Small autonomous underwater vehicles (AUVs) offer advantages in ease of deployment and recovery, covertness, and minimal logistical requirements for operation; however, speed and battery capacity can limit their effectiveness in areas where there are strong currents. While measurement of currents from these platforms is enabled by use of Doppler velocity logs (DVLs) with profiling capability, the quality of these current measurements needs evaluation. A trial was conducted in the Narrows channel of Halifax Harbour in October 2019 with coinciding tidal current measurements using fixed acoustic Doppler current profilers, drifters, and an AUV equipped with a profiling DVL. Output from a high-resolution tidal current model, Halifax Finite-Volume Community Ocean Model, has also been compared.

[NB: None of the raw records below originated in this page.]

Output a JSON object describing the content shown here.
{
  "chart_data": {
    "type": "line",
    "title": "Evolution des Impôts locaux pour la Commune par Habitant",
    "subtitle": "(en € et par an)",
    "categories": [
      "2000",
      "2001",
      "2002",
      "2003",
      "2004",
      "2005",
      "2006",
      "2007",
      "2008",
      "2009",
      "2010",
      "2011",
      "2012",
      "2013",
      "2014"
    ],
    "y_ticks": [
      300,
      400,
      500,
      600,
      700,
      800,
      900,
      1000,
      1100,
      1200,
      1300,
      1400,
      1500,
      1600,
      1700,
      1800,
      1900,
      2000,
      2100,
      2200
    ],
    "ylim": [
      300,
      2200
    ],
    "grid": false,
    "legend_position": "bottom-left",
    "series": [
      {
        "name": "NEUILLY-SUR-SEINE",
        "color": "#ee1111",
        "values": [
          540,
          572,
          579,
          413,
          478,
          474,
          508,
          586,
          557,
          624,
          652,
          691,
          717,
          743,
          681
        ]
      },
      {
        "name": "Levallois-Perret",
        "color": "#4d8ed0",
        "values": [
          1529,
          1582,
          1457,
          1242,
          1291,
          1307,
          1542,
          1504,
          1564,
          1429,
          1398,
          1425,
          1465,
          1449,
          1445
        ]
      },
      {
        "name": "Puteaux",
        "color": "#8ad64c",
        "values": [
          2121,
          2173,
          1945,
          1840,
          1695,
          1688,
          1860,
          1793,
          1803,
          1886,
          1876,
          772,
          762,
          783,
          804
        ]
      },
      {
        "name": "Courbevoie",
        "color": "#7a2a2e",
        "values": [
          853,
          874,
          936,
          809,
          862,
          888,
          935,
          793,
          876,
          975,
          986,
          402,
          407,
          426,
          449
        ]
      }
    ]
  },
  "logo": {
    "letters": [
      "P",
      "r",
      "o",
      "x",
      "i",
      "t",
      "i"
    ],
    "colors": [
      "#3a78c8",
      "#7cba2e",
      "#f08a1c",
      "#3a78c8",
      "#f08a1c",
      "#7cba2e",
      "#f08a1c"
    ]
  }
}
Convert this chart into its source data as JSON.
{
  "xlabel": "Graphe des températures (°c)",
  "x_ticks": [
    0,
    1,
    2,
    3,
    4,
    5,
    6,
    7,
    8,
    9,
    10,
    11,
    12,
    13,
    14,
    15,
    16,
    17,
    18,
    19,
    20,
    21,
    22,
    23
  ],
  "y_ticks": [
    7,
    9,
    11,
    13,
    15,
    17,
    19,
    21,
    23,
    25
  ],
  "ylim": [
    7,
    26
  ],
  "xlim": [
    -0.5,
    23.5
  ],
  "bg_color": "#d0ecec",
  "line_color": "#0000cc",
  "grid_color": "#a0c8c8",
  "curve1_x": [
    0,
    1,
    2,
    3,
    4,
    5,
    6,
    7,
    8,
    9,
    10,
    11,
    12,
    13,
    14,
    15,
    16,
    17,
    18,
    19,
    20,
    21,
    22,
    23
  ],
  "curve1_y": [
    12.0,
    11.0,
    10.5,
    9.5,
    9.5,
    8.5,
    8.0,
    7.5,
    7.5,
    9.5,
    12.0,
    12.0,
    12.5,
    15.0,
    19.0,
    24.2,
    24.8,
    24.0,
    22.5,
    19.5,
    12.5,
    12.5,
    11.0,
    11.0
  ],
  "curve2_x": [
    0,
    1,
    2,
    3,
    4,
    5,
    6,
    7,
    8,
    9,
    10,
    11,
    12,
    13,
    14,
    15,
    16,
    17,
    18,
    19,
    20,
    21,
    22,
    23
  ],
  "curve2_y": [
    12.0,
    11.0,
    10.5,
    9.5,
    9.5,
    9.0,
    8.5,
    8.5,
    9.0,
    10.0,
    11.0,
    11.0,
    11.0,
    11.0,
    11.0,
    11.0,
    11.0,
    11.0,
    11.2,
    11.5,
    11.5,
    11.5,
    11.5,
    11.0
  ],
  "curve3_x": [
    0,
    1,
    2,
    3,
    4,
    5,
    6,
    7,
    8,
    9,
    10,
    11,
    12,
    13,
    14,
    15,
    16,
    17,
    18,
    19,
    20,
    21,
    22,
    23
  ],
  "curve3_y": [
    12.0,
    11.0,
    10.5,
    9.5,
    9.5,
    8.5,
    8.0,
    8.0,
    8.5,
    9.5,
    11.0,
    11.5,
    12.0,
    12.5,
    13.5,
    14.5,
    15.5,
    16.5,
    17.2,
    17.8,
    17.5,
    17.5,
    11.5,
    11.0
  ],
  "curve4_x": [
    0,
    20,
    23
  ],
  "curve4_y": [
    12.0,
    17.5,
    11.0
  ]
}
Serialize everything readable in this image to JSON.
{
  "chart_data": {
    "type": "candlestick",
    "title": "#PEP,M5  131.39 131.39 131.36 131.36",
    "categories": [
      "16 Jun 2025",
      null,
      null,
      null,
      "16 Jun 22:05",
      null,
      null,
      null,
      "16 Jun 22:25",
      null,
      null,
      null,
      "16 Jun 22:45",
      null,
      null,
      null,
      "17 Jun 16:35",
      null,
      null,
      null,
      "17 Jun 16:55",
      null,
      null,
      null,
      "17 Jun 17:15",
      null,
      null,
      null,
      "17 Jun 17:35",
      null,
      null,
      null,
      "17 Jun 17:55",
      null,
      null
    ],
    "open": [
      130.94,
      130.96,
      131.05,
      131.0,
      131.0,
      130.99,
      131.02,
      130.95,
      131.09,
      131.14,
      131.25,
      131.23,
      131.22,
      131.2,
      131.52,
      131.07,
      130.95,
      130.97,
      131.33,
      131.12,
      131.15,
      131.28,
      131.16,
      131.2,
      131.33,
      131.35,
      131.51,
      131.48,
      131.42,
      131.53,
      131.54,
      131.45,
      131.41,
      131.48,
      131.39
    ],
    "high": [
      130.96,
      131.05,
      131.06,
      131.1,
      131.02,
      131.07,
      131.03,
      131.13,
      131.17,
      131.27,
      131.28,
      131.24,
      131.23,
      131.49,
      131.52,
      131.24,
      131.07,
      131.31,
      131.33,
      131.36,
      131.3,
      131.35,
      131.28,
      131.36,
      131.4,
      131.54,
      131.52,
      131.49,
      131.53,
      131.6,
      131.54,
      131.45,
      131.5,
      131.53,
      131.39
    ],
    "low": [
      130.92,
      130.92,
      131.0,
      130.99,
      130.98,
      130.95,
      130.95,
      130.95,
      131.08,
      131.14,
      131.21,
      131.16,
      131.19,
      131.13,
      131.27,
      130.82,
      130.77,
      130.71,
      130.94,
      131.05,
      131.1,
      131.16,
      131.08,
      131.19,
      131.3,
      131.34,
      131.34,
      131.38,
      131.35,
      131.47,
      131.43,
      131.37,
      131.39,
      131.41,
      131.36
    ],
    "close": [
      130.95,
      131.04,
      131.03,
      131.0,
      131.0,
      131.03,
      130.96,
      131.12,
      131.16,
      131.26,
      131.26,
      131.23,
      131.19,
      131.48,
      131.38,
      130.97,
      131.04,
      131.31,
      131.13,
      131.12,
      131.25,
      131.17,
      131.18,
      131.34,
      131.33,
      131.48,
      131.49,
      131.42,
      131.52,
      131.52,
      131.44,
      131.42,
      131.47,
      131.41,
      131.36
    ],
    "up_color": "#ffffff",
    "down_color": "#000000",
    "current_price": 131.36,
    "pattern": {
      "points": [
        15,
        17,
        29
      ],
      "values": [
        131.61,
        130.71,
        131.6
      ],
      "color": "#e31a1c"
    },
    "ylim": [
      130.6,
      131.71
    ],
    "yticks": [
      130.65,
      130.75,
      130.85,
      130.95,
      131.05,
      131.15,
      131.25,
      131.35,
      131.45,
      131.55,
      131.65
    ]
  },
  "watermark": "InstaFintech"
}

The intercomparison of the current measurements and model output shows good agreement and highlights the complex structure of the tidal flow in the harbor channel. Evaluation of the AUV/DVL current measurements shows that adequate smoothing is achieved using shorter spatial/temporal averaging windows than other investigators have reported. A spatial (alongtrack) averaging bin size of 20 m, or equivalently 13 1-Hz profiles at 3-kn speed, reduces the standard deviation of the current magnitude measurements to a stable level. A shorter averaging scale allows fine enough detail in current mapping to be useful in harbor and littoral environments with strongly localized flows.